Again, God brings, lures, draws and woos unbelievers. But just at the point where you would expect God to finish the job and create faith, you find man making his decision. At the crucial point of conversion, the emphasis and onus lies squarely on man’s action, not God’s.
If conversion is not entirely God’s work, if man has even his little part to do, his final decision to make, then all sorts of human considerations will begin to take priority over the clear and regular proclamation of the Gospel.


Another Emphasis, Another Center
Hybels and Mittelberg write:
Those outside the faith grossly underestimate the day-to-day benefits of knowing and honoring God. So [Seeker-oriented churches have] learned to emphasize not only the central Gospel message, but also the Bible’s wisdom for everyday life, including guidance in the areas of marriage, child-raising, family and work relationships, conflict resolution, and issues related to ethics and morality.
Not only the Gospel, but also the Law. But what does the Law do? The Law is not there to show us the day-to-day benefits of knowing and honoring God, the Law is there to show us our sin. Isn’t this what Paul tells us?
Therefore no one will be declared righteous in his sight by observing the law; rather, through the law we become conscious of sin. (Rom. 3:20)
But in order that sin might be recognized as sin, [the law] produced death in me through what was good, so that through the commandment sin might become utterly sinful. (Rom. 7:13)
When the Gospel has to compete with the Law for centrality in the message, which one wins? When the Gospel shares the spotlight with the Bible’s wisdom for everyday life, including guidance in the areas of marriage, child-raising, family and work relationships, conflict resolution, and issues related to ethics and morality, does God’s work accomplished in Christ remain central and preeminent in preaching?
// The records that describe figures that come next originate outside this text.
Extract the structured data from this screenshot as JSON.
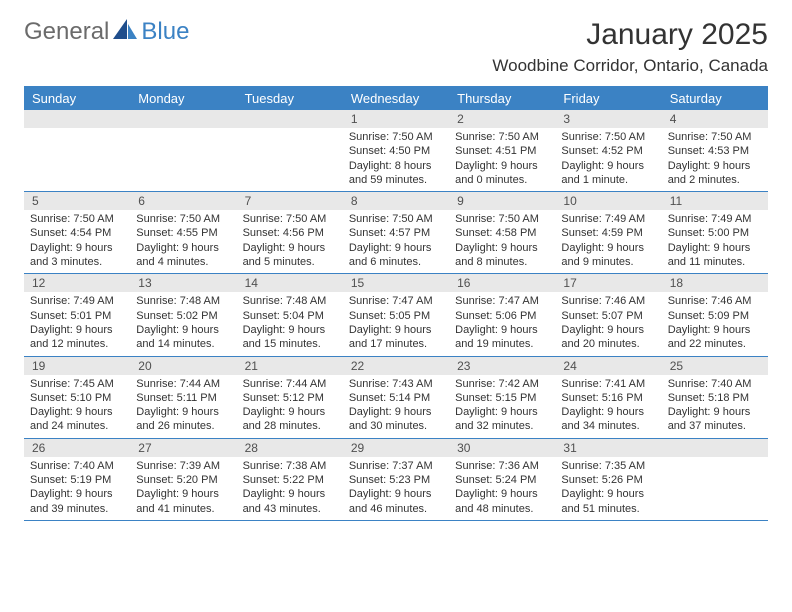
{
  "logo": {
    "text1": "General",
    "text2": "Blue"
  },
  "title": "January 2025",
  "location": "Woodbine Corridor, Ontario, Canada",
  "colors": {
    "accent": "#3b82c4",
    "header_bg": "#e8e8e8",
    "text": "#333333",
    "logo_gray": "#6b6b6b"
  },
  "day_headers": [
    "Sunday",
    "Monday",
    "Tuesday",
    "Wednesday",
    "Thursday",
    "Friday",
    "Saturday"
  ],
  "weeks": [
    [
      {
        "blank": true
      },
      {
        "blank": true
      },
      {
        "blank": true
      },
      {
        "num": "1",
        "sunrise": "Sunrise: 7:50 AM",
        "sunset": "Sunset: 4:50 PM",
        "day1": "Daylight: 8 hours",
        "day2": "and 59 minutes."
      },
      {
        "num": "2",
        "sunrise": "Sunrise: 7:50 AM",
        "sunset": "Sunset: 4:51 PM",
        "day1": "Daylight: 9 hours",
        "day2": "and 0 minutes."
      },
      {
        "num": "3",
        "sunrise": "Sunrise: 7:50 AM",
        "sunset": "Sunset: 4:52 PM",
        "day1": "Daylight: 9 hours",
        "day2": "and 1 minute."
      },
      {
        "num": "4",
        "sunrise": "Sunrise: 7:50 AM",
        "sunset": "Sunset: 4:53 PM",
        "day1": "Daylight: 9 hours",
        "day2": "and 2 minutes."
      }
    ],
    [
      {
        "num": "5",
        "sunrise": "Sunrise: 7:50 AM",
        "sunset": "Sunset: 4:54 PM",
        "day1": "Daylight: 9 hours",
        "day2": "and 3 minutes."
      },
      {
        "num": "6",
        "sunrise": "Sunrise: 7:50 AM",
        "sunset": "Sunset: 4:55 PM",
        "day1": "Daylight: 9 hours",
        "day2": "and 4 minutes."
      },
      {
        "num": "7",
        "sunrise": "Sunrise: 7:50 AM",
        "sunset": "Sunset: 4:56 PM",
        "day1": "Daylight: 9 hours",
        "day2": "and 5 minutes."
      },
      {
        "num": "8",
        "sunrise": "Sunrise: 7:50 AM",
        "sunset": "Sunset: 4:57 PM",
        "day1": "Daylight: 9 hours",
        "day2": "and 6 minutes."
      },
      {
        "num": "9",
        "sunrise": "Sunrise: 7:50 AM",
        "sunset": "Sunset: 4:58 PM",
        "day1": "Daylight: 9 hours",
        "day2": "and 8 minutes."
      },
      {
        "num": "10",
        "sunrise": "Sunrise: 7:49 AM",
        "sunset": "Sunset: 4:59 PM",
        "day1": "Daylight: 9 hours",
        "day2": "and 9 minutes."
      },
      {
        "num": "11",
        "sunrise": "Sunrise: 7:49 AM",
        "sunset": "Sunset: 5:00 PM",
        "day1": "Daylight: 9 hours",
        "day2": "and 11 minutes."
      }
    ],
    [
      {
        "num": "12",
        "sunrise": "Sunrise: 7:49 AM",
        "sunset": "Sunset: 5:01 PM",
        "day1": "Daylight: 9 hours",
        "day2": "and 12 minutes."
      },
      {
        "num": "13",
        "sunrise": "Sunrise: 7:48 AM",
        "sunset": "Sunset: 5:02 PM",
        "day1": "Daylight: 9 hours",
        "day2": "and 14 minutes."
      },
      {
        "num": "14",
        "sunrise": "Sunrise: 7:48 AM",
        "sunset": "Sunset: 5:04 PM",
        "day1": "Daylight: 9 hours",
        "day2": "and 15 minutes."
      },
      {
        "num": "15",
        "sunrise": "Sunrise: 7:47 AM",
        "sunset": "Sunset: 5:05 PM",
        "day1": "Daylight: 9 hours",
        "day2": "and 17 minutes."
      },
      {
        "num": "16",
        "sunrise": "Sunrise: 7:47 AM",
        "sunset": "Sunset: 5:06 PM",
        "day1": "Daylight: 9 hours",
        "day2": "and 19 minutes."
      },
      {
        "num": "17",
        "sunrise": "Sunrise: 7:46 AM",
        "sunset": "Sunset: 5:07 PM",
        "day1": "Daylight: 9 hours",
        "day2": "and 20 minutes."
      },
      {
        "num": "18",
        "sunrise": "Sunrise: 7:46 AM",
        "sunset": "Sunset: 5:09 PM",
        "day1": "Daylight: 9 hours",
        "day2": "and 22 minutes."
      }
    ],
    [
      {
        "num": "19",
        "sunrise": "Sunrise: 7:45 AM",
        "sunset": "Sunset: 5:10 PM",
        "day1": "Daylight: 9 hours",
        "day2": "and 24 minutes."
      },
      {
        "num": "20",
        "sunrise": "Sunrise: 7:44 AM",
        "sunset": "Sunset: 5:11 PM",
        "day1": "Daylight: 9 hours",
        "day2": "and 26 minutes."
      },
      {
        "num": "21",
        "sunrise": "Sunrise: 7:44 AM",
        "sunset": "Sunset: 5:12 PM",
        "day1": "Daylight: 9 hours",
        "day2": "and 28 minutes."
      },
      {
        "num": "22",
        "sunrise": "Sunrise: 7:43 AM",
        "sunset": "Sunset: 5:14 PM",
        "day1": "Daylight: 9 hours",
        "day2": "and 30 minutes."
      },
      {
        "num": "23",
        "sunrise": "Sunrise: 7:42 AM",
        "sunset": "Sunset: 5:15 PM",
        "day1": "Daylight: 9 hours",
        "day2": "and 32 minutes."
      },
      {
        "num": "24",
        "sunrise": "Sunrise: 7:41 AM",
        "sunset": "Sunset: 5:16 PM",
        "day1": "Daylight: 9 hours",
        "day2": "and 34 minutes."
      },
      {
        "num": "25",
        "sunrise": "Sunrise: 7:40 AM",
        "sunset": "Sunset: 5:18 PM",
        "day1": "Daylight: 9 hours",
        "day2": "and 37 minutes."
      }
    ],
    [
      {
        "num": "26",
        "sunrise": "Sunrise: 7:40 AM",
        "sunset": "Sunset: 5:19 PM",
        "day1": "Daylight: 9 hours",
        "day2": "and 39 minutes."
      },
      {
        "num": "27",
        "sunrise": "Sunrise: 7:39 AM",
        "sunset": "Sunset: 5:20 PM",
        "day1": "Daylight: 9 hours",
        "day2": "and 41 minutes."
      },
      {
        "num": "28",
        "sunrise": "Sunrise: 7:38 AM",
        "sunset": "Sunset: 5:22 PM",
        "day1": "Daylight: 9 hours",
        "day2": "and 43 minutes."
      },
      {
        "num": "29",
        "sunrise": "Sunrise: 7:37 AM",
        "sunset": "Sunset: 5:23 PM",
        "day1": "Daylight: 9 hours",
        "day2": "and 46 minutes."
      },
      {
        "num": "30",
        "sunrise": "Sunrise: 7:36 AM",
        "sunset": "Sunset: 5:24 PM",
        "day1": "Daylight: 9 hours",
        "day2": "and 48 minutes."
      },
      {
        "num": "31",
        "sunrise": "Sunrise: 7:35 AM",
        "sunset": "Sunset: 5:26 PM",
        "day1": "Daylight: 9 hours",
        "day2": "and 51 minutes."
      },
      {
        "blank": true
      }
    ]
  ]
}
Seeker-oriented churches claim that this doesn’t have to be an either-or situation. But in actual practice, it often is. Rick Warren, pastor of Saddleback Community Church in Lake Forest California, another famous Seeker-church, recently chided a group of 1,500 pastors:
You must preach to change lives. You have to preach for application. It’s not good enough to say, "Oh, I’ll leave that up to the Holy Spirit." It’s not good enough just to interpret Scripture. The Bible says, "And teach them the kind of behavior that comes from sound teaching." That’s what preaching is all about.
We’ve made biblical interpretation an end in itself. This is why our churches are filled with far more believers in the Word than doers of the Word. …Application-less preaching is why there is no difference between the way many Christians and non-Christians act.
Warren wants deeds and action. I ask: Are we going to produce the fruit of the Spirit by the preaching of the Law or by the preaching of the Gospel? How does St. Paul answer that question?
Before your very eyes Jesus Christ was clearly portrayed as crucified. I would like to learn just one thing from you: Did you receive the Spirit by observing the law, or by believing what you heard? Are you so foolish? After beginning with the Spirit, are you now trying to attain your goal by human effort? …Does God give you his Spirit and work miracles among you because you observe the law, or because you believed what you heard? (Gal. 3:1-5)
The way to proclaim the whole counsel of God is to proclaim the Law to the unrepentant and self-assured, and to proclaim the Gospel to the repentant and despairing. The way to lay the day-to-day benefits of knowing God before seekers is to lay the benefits of Jesus’ death and resurrection before them. The way to preach to change lives is to preach the life-changing Gospel clearly, at every opportunity.